Chipotle Sweet Potato Soup
- 2 tablespoons olive oil
- 1 medium white onion, chopped
- Coarse salt and ground pepper
- 2 teaspoons ground cumin
- 2 garlic cloves, minced
- 4 medium sweet potatoes (2 pounds total), peeled and cut
- 1/2 to 1 chipotle chile in adobo, chopped
- 7 cups low-sodium chicken broth
- Sour cream, for serving
- Toasted flour tortilla wedges, for serving (optional)
- In a large Dutch oven or heavy pot, heat 1 tablespoon oil over medium-high. Add onion, season with salt and pepper, and cook until beginning to brown around edges, about 7 minutes. Add cumin and garlic and cook, stirring, until fragrant, about 1 minute. Stir in sweet potatoes, chile, and broth. Bring to a boil; reduce to a rapid simmer, partially cover, and cook until sweet potatoes can be mashed easily with a spoon, 20 to 25 minutes.
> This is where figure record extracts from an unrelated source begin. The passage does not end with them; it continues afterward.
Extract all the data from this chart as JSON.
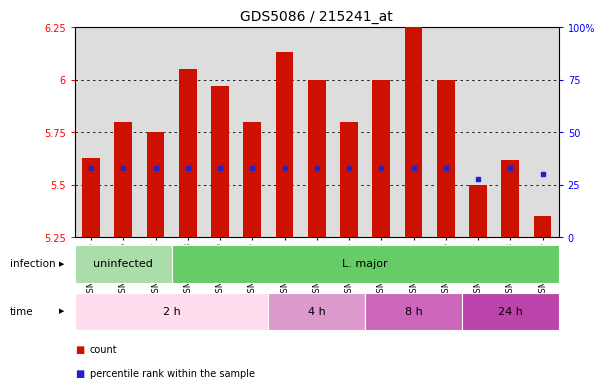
{
  "title": "GDS5086 / 215241_at",
  "samples": [
    "GSM1032235",
    "GSM1032236",
    "GSM1032237",
    "GSM1032238",
    "GSM1032239",
    "GSM1032240",
    "GSM1032241",
    "GSM1032242",
    "GSM1032243",
    "GSM1032244",
    "GSM1032245",
    "GSM1032246",
    "GSM1032247",
    "GSM1032248",
    "GSM1032249"
  ],
  "bar_tops": [
    5.63,
    5.8,
    5.75,
    6.05,
    5.97,
    5.8,
    6.13,
    6.0,
    5.8,
    6.0,
    6.25,
    6.0,
    5.5,
    5.62,
    5.35
  ],
  "blue_y": [
    5.58,
    5.58,
    5.58,
    5.58,
    5.58,
    5.58,
    5.58,
    5.58,
    5.58,
    5.58,
    5.58,
    5.58,
    5.53,
    5.58,
    5.55
  ],
  "bar_bottom": 5.25,
  "ylim_left": [
    5.25,
    6.25
  ],
  "ylim_right": [
    0,
    100
  ],
  "yticks_left": [
    5.25,
    5.5,
    5.75,
    6.0,
    6.25
  ],
  "yticks_right": [
    0,
    25,
    50,
    75,
    100
  ],
  "ytick_labels_left": [
    "5.25",
    "5.5",
    "5.75",
    "6",
    "6.25"
  ],
  "ytick_labels_right": [
    "0",
    "25",
    "50",
    "75",
    "100%"
  ],
  "bar_color": "#cc1100",
  "blue_color": "#2222cc",
  "plot_bg": "#dddddd",
  "infection_groups": [
    {
      "label": "uninfected",
      "start": 0,
      "end": 3,
      "color": "#aaddaa"
    },
    {
      "label": "L. major",
      "start": 3,
      "end": 15,
      "color": "#66cc66"
    }
  ],
  "time_colors": [
    "#ffddee",
    "#dd99cc",
    "#cc66bb",
    "#bb44aa"
  ],
  "time_groups": [
    {
      "label": "2 h",
      "start": 0,
      "end": 6
    },
    {
      "label": "4 h",
      "start": 6,
      "end": 9
    },
    {
      "label": "8 h",
      "start": 9,
      "end": 12
    },
    {
      "label": "24 h",
      "start": 12,
      "end": 15
    }
  ],
  "legend_count_color": "#cc1100",
  "legend_pct_color": "#2222cc",
  "title_fontsize": 10,
  "tick_fontsize": 7,
  "sample_fontsize": 6,
  "row_fontsize": 8
}
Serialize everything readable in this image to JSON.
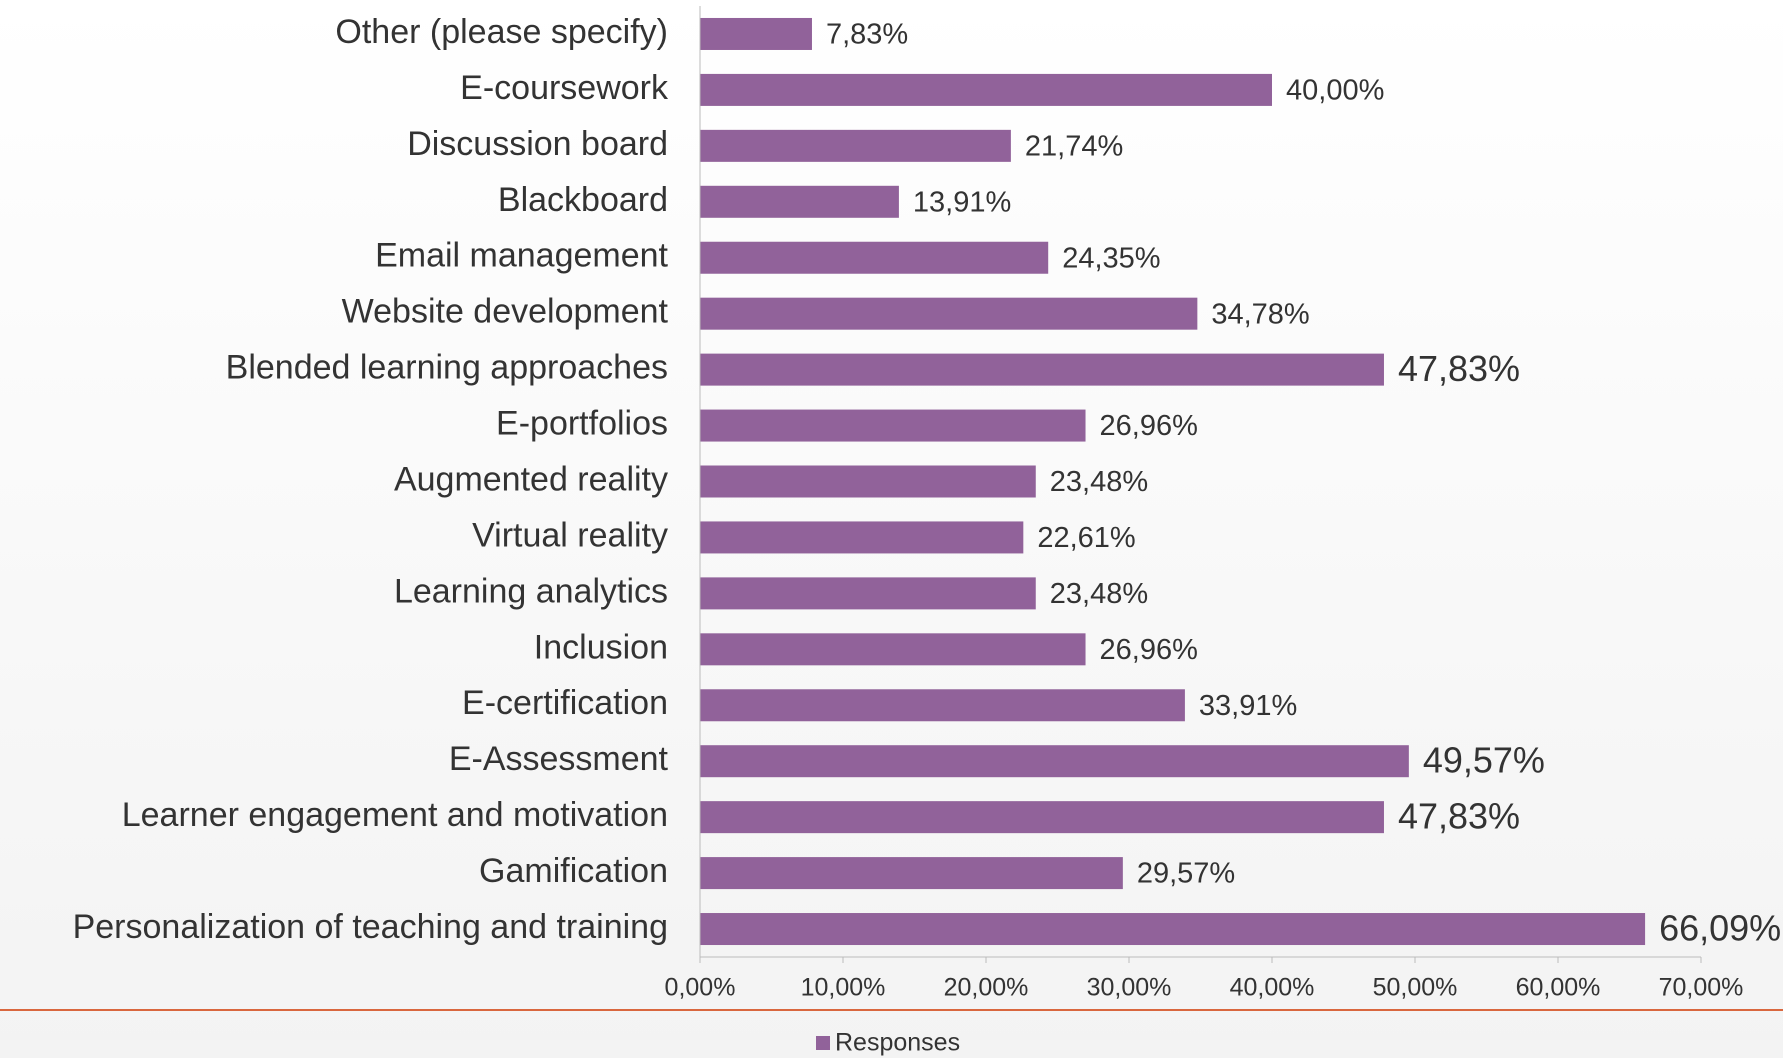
{
  "chart_data": {
    "type": "bar",
    "orientation": "horizontal",
    "categories": [
      "Other (please specify)",
      "E-coursework",
      "Discussion board",
      "Blackboard",
      "Email management",
      "Website development",
      "Blended learning approaches",
      "E-portfolios",
      "Augmented reality",
      "Virtual reality",
      "Learning analytics",
      "Inclusion",
      "E-certification",
      "E-Assessment",
      "Learner engagement and motivation",
      "Gamification",
      "Personalization of teaching and training"
    ],
    "series": [
      {
        "name": "Responses",
        "color": "#91629a",
        "values": [
          7.83,
          40.0,
          21.74,
          13.91,
          24.35,
          34.78,
          47.83,
          26.96,
          23.48,
          22.61,
          23.48,
          26.96,
          33.91,
          49.57,
          47.83,
          29.57,
          66.09
        ],
        "value_labels": [
          "7,83%",
          "40,00%",
          "21,74%",
          "13,91%",
          "24,35%",
          "34,78%",
          "47,83%",
          "26,96%",
          "23,48%",
          "22,61%",
          "23,48%",
          "26,96%",
          "33,91%",
          "49,57%",
          "47,83%",
          "29,57%",
          "66,09%"
        ]
      }
    ],
    "xlim": [
      0,
      70
    ],
    "xticks": [
      {
        "value": 0,
        "label": "0,00%"
      },
      {
        "value": 10,
        "label": "10,00%"
      },
      {
        "value": 20,
        "label": "20,00%"
      },
      {
        "value": 30,
        "label": "30,00%"
      },
      {
        "value": 40,
        "label": "40,00%"
      },
      {
        "value": 50,
        "label": "50,00%"
      },
      {
        "value": 60,
        "label": "60,00%"
      },
      {
        "value": 70,
        "label": "70,00%"
      }
    ],
    "legend": "bottom"
  }
}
- Let soup cool slightly. Working in batches, transfer soup to a blender and puree until smooth (use caution when blending hot liquids). Return pureed soup to pot over low heat and season with salt and pepper. Top soup with sour cream and serve with tortilla wedges, if desired.
Brussels Sprouts with Bacon, Garlic and Shallots
- 6 slices turkey bacon, chopped
- 1/2 cup sliced shallot (about 1 large)
- 1 1/2 pounds Brussels sprouts, trimmed and halved
- 6 garlic cloves, thinly sliced
- 3/4 cup fat-free, lower-sodium chicken broth
- 1/8 teaspoon salt
- 1/8 teaspoon freshly ground black pepper
1. Heat a large nonstick skillet over medium-high heat. Add bacon, and sauté for 5 minutes or until bacon begins to brown. Remove pan from heat. Remove the bacon from pan with a slotted spoon, reserving 1 tablespoon drippings in pan (discard the remaining drippings).
2. Return pan to medium-high heat, and stir in bacon, shallot, and Brussels sprouts; sauté 4 minutes. Add garlic, and sauté for 4 minutes or until garlic begins to brown, stirring frequently. Add the chicken broth, and bring to a boil. Cook for 2 minutes or until the broth mostly evaporates and the sprouts are crisp-tender, stirring occasionally. Remove from heat; stir in salt and pepper.